The stunning shots show the penguins gathering on the beach with their young as the mountains rise high into the sky behind them.
Other striking pictures show the sun setting as the penguins waddle across the beach and the proud animals sticking their beaks into the air.
The remarkable scene was captured in South Georgia in the Sub Antarctic Islands of Antarctica by polar photographer David Merron (42), from Toronto, Canada.
“These are unreal wildlife and landscapes from the untouched far away cold places on our earth,” he said.
“With wildlife I’m looking for quite a few things. To name a few, I’m looking for some unique behaviour from the penguins, something that makes that image stand out from the rest. Next I’m looking for a great background.

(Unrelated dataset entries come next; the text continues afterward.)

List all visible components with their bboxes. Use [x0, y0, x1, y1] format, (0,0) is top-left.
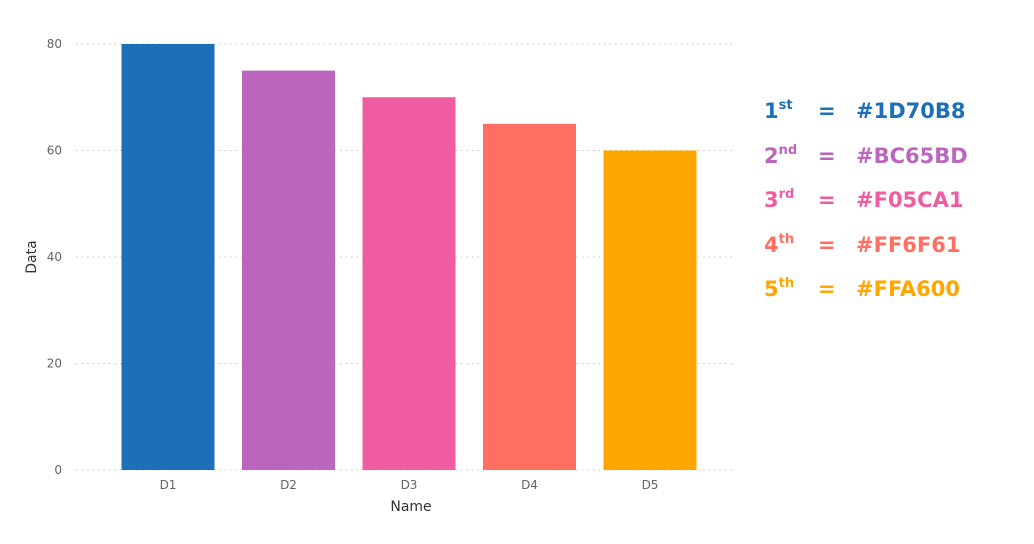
legend-rank: 5th — [764, 276, 818, 301]
legend-rank-number: 5 — [764, 277, 779, 301]
y-tick-label: 40 — [47, 250, 62, 264]
legend-rank: 1st — [764, 98, 818, 123]
legend-row-4: 4th = #FF6F61 — [764, 232, 968, 277]
y-tick-label: 20 — [47, 357, 62, 371]
x-tick-label: D1 — [160, 478, 177, 492]
legend-equals: = — [818, 143, 836, 168]
legend-rank-suffix: st — [778, 98, 793, 113]
x-tick-label: D4 — [521, 478, 538, 492]
bar-d2 — [242, 70, 335, 470]
legend-rank: 4th — [764, 232, 818, 257]
bar-d1 — [121, 44, 215, 470]
legend-hex-code: #1D70B8 — [856, 99, 966, 123]
y-tick-label: 80 — [47, 37, 62, 51]
legend-hex-code: #FFA600 — [856, 277, 960, 301]
legend-rank-number: 3 — [764, 188, 779, 212]
y-axis-ticks: 0 20 40 60 80 — [47, 37, 62, 477]
bars — [121, 44, 697, 470]
legend-row-1: 1st = #1D70B8 — [764, 98, 968, 143]
legend-hex-code: #FF6F61 — [856, 232, 961, 257]
legend-rank-number: 4 — [764, 232, 779, 257]
legend-equals: = — [818, 277, 836, 301]
color-legend: 1st = #1D70B8 2nd = #BC65BD 3rd = #F05CA… — [764, 98, 968, 321]
legend-rank-suffix: nd — [778, 142, 798, 158]
x-axis-ticks: D1 D2 D3 D4 D5 — [160, 478, 659, 492]
x-axis-title: Name — [390, 499, 431, 515]
x-tick-label: D2 — [280, 478, 297, 492]
legend-rank-number: 2 — [764, 143, 779, 168]
legend-rank: 3rd — [764, 187, 818, 212]
y-tick-label: 0 — [54, 463, 62, 477]
y-axis-title: Data — [24, 240, 40, 273]
bar-d4 — [483, 123, 576, 470]
legend-rank-suffix: th — [778, 231, 795, 247]
x-tick-label: D3 — [401, 478, 418, 492]
legend-equals: = — [818, 188, 836, 212]
legend-rank: 2nd — [764, 143, 818, 168]
bar-d5 — [603, 150, 697, 470]
legend-rank-suffix: rd — [778, 187, 795, 202]
legend-rank-suffix: th — [778, 276, 795, 291]
legend-rank-number: 1 — [764, 99, 779, 123]
legend-row-2: 2nd = #BC65BD — [764, 143, 968, 188]
legend-equals: = — [818, 232, 836, 257]
bar-d3 — [362, 97, 456, 470]
legend-row-5: 5th = #FFA600 — [764, 276, 968, 321]
legend-row-3: 3rd = #F05CA1 — [764, 187, 968, 232]
y-tick-label: 60 — [47, 144, 62, 158]
x-tick-label: D5 — [642, 478, 659, 492]
legend-hex-code: #BC65BD — [856, 143, 968, 168]
legend-hex-code: #F05CA1 — [856, 188, 964, 212]
legend-equals: = — [818, 99, 836, 123]
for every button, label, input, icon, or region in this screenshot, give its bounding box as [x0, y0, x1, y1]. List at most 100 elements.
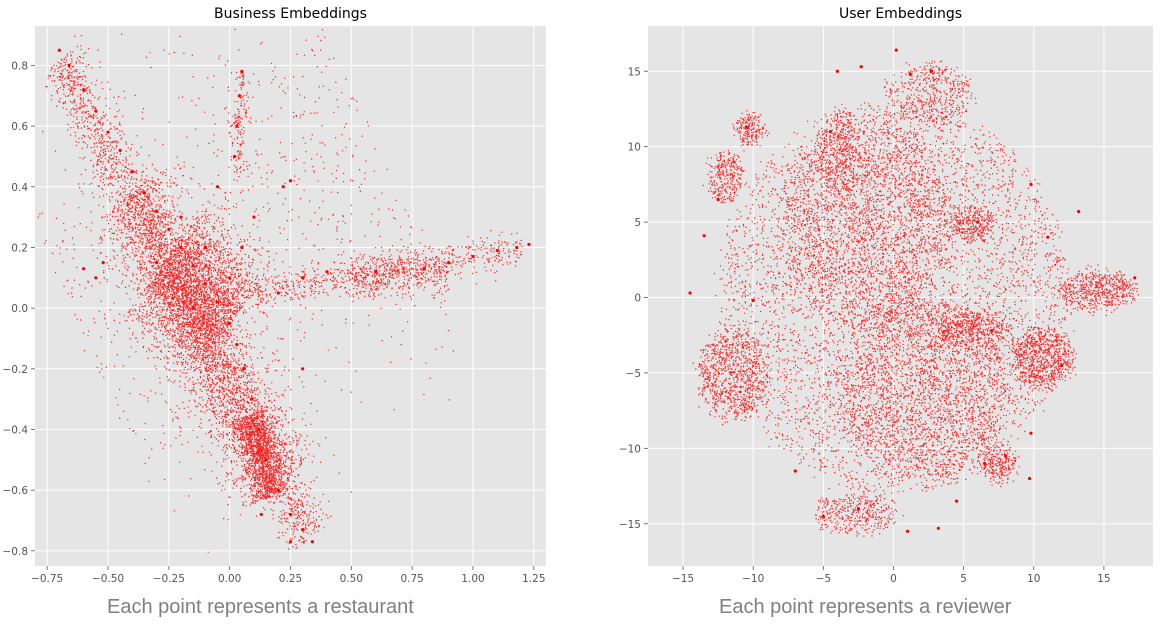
- scatter-point: [301, 276, 305, 280]
- scatter-point: [288, 512, 293, 517]
- scatter-point: [751, 298, 755, 303]
- y-tick-label: 5: [634, 217, 641, 229]
- user-embeddings-plot: −15 −10 −5 0 5 10 15 −15 −10 −5 0 5 10 15 User Embeddi…: [619, 6, 1153, 585]
- scatter-point: [983, 461, 987, 466]
- scatter-point: [167, 227, 171, 231]
- scatter-point: [905, 529, 910, 533]
- scatter-point: [240, 245, 244, 250]
- scatter-point: [215, 185, 220, 189]
- x-tick-label: −10: [742, 573, 764, 585]
- x-tick-label: 1.00: [461, 573, 484, 585]
- scatter-point: [94, 109, 98, 113]
- scatter-point: [191, 264, 195, 268]
- scatter-point: [976, 220, 980, 224]
- scatter-point: [82, 88, 86, 92]
- scatter-point: [301, 367, 305, 371]
- y-tick-label: 0.2: [11, 242, 28, 254]
- y-tick-label: −10: [619, 443, 641, 455]
- scatter-point: [264, 458, 268, 462]
- chart-title: User Embeddings: [839, 6, 962, 22]
- scatter-point: [515, 245, 519, 250]
- y-tick-label: 10: [628, 142, 641, 154]
- scatter-point: [325, 270, 329, 274]
- scatter-point: [828, 129, 832, 134]
- scatter-point: [235, 124, 239, 128]
- y-tick-label: −0.4: [3, 424, 29, 436]
- scatter-point: [1029, 182, 1033, 186]
- x-tick-label: −0.50: [92, 573, 124, 585]
- scatter-point: [955, 499, 959, 503]
- scatter-point: [179, 215, 183, 219]
- scatter-point: [1027, 476, 1032, 481]
- business-caption: Each point represents a restaurant: [107, 596, 414, 618]
- scatter-point: [310, 540, 314, 544]
- scatter-point: [1046, 235, 1050, 239]
- scatter-point: [191, 306, 195, 310]
- scatter-point: [82, 267, 86, 271]
- scatter-cloud: [37, 28, 523, 553]
- scatter-point: [101, 261, 105, 265]
- scatter-point: [288, 179, 293, 183]
- scatter-point: [821, 514, 825, 518]
- scatter-point: [856, 507, 861, 511]
- y-tick-label: 15: [628, 66, 641, 78]
- scatter-point: [228, 276, 232, 280]
- user-caption: Each point represents a reviewer: [719, 596, 1012, 618]
- y-tick-label: −0.2: [3, 364, 29, 376]
- scatter-point: [1060, 363, 1064, 367]
- scatter-point: [374, 270, 378, 274]
- scatter-point: [471, 254, 475, 259]
- scatter-point: [495, 248, 499, 253]
- x-tick-label: 0: [890, 573, 897, 585]
- scatter-point: [1077, 209, 1081, 214]
- x-tick-label: 5: [960, 573, 967, 585]
- scatter-point: [106, 130, 110, 134]
- x-tick-label: −5: [816, 573, 831, 585]
- x-tick-label: 10: [1027, 573, 1040, 585]
- x-tick-label: 0.75: [400, 573, 423, 585]
- scatter-point: [301, 527, 305, 532]
- scatter-point: [67, 63, 71, 68]
- scatter-point: [259, 512, 263, 517]
- scatter-point: [257, 427, 261, 432]
- scatter-cloud: [692, 60, 1139, 537]
- scatter-point: [155, 209, 159, 213]
- scatter-point: [203, 245, 207, 250]
- x-tick-label: −15: [672, 573, 694, 585]
- scatter-point: [1004, 454, 1008, 458]
- scatter-point: [990, 329, 994, 333]
- scatter-point: [237, 94, 241, 98]
- scatter-point: [1133, 276, 1137, 280]
- scatter-point: [235, 342, 239, 347]
- business-embeddings-plot: −0.75 −0.50 −0.25 0.00 0.25 0.50 0.75 1.00 1.25 −…: [3, 6, 546, 585]
- x-tick-label: −0.75: [31, 573, 63, 585]
- scatter-point: [215, 300, 220, 304]
- y-tick-label: 0: [634, 293, 641, 305]
- scatter-point: [908, 72, 912, 76]
- scatter-point: [130, 170, 134, 174]
- scatter-point: [936, 526, 940, 530]
- scatter-point: [1029, 431, 1033, 435]
- scatter-point: [232, 154, 237, 159]
- scatter-point: [716, 197, 720, 202]
- scatter-point: [744, 125, 748, 129]
- x-tick-label: 0.25: [279, 573, 302, 585]
- y-tick-label: 0.0: [11, 303, 28, 315]
- scatter-point: [276, 488, 280, 492]
- scatter-point: [702, 234, 706, 238]
- scatter-point: [249, 397, 254, 401]
- scatter-point: [179, 245, 183, 250]
- scatter-point: [240, 69, 244, 74]
- scatter-point: [203, 282, 207, 286]
- y-tick-label: −15: [619, 519, 641, 531]
- y-tick-label: 0.8: [11, 60, 28, 72]
- x-tick-label: 1.25: [522, 573, 545, 585]
- x-tick-label: 0.00: [218, 573, 241, 585]
- y-tick-label: −0.8: [3, 546, 29, 558]
- scatter-point: [118, 148, 122, 152]
- scatter-point: [894, 48, 898, 52]
- scatter-point: [155, 261, 159, 265]
- scatter-point: [929, 69, 933, 73]
- x-tick-label: 15: [1097, 573, 1110, 585]
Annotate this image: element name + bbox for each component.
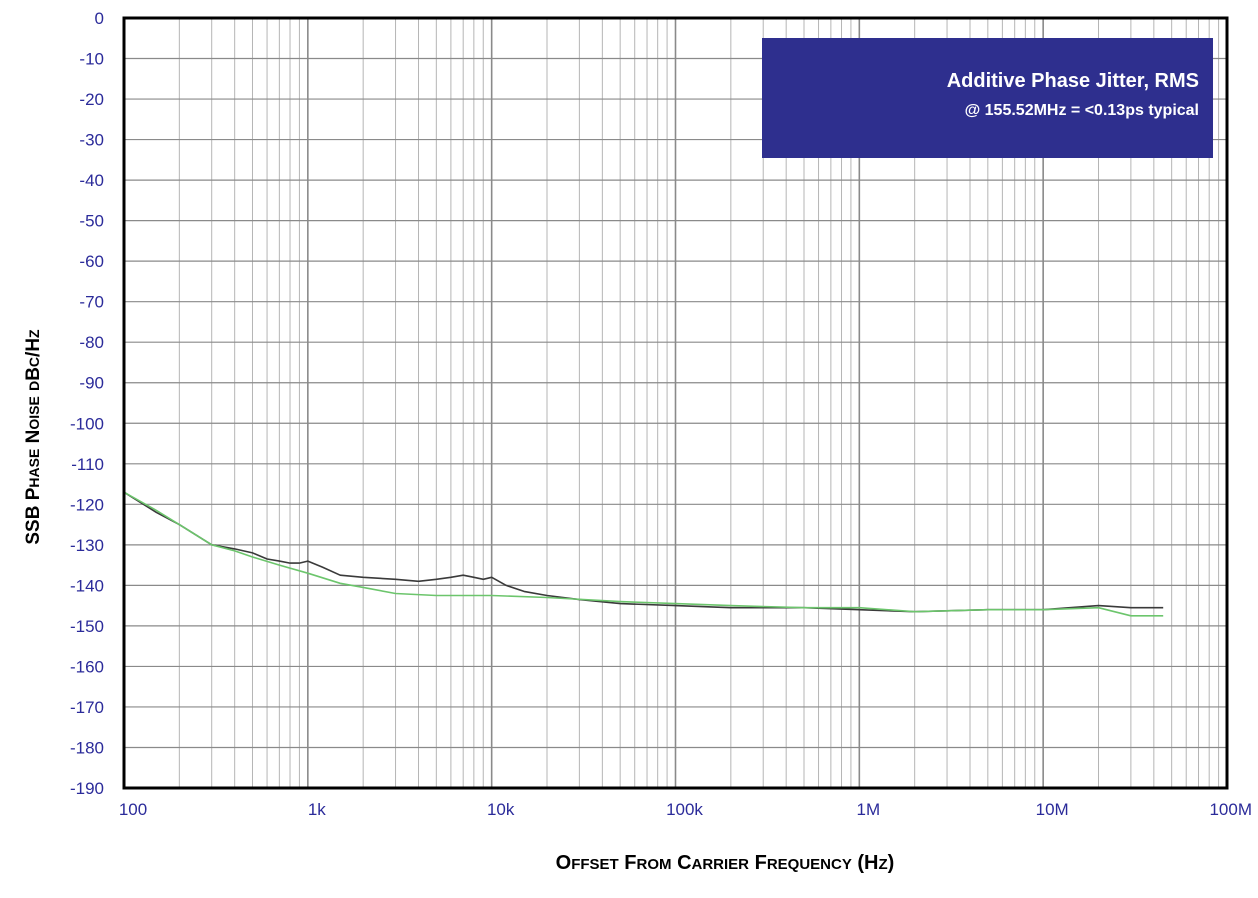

“Next I’m looking for no distracting items in the image, I want the subject in the image to be clear to the viewer as possible. Finally I want a nice composition so that, again, its easy on the eyes of the viewer and their eyes know exactly where to go.”
The king penguin is a large species of penguin, second only to the emperor penguin in size. King penguins eat small fish, mainly lanternfish, squid and krill. On foraging trips king penguins repeatedly dive to over 300 foot, and have been recorded at depths greater than 1,000 foot.
King penguins breed on the subantarctic islands at the northern reaches of Antarctica, South Georgia, and other temperate islands of the region.
“I just love being around these amazing animals,” added David.
“They have no fear of us, so we can just be there photographing them and they don’t mind at all.
“Also they don’t talk back if I take a bad shot of them unlike some other creatures on our planet. They are also lovely animals to observe and get used to their behaviour.
“The more people see these amazing places on our planet; hopefully the more people will want to save these incredible places from such things as over fishing, global warming etc.”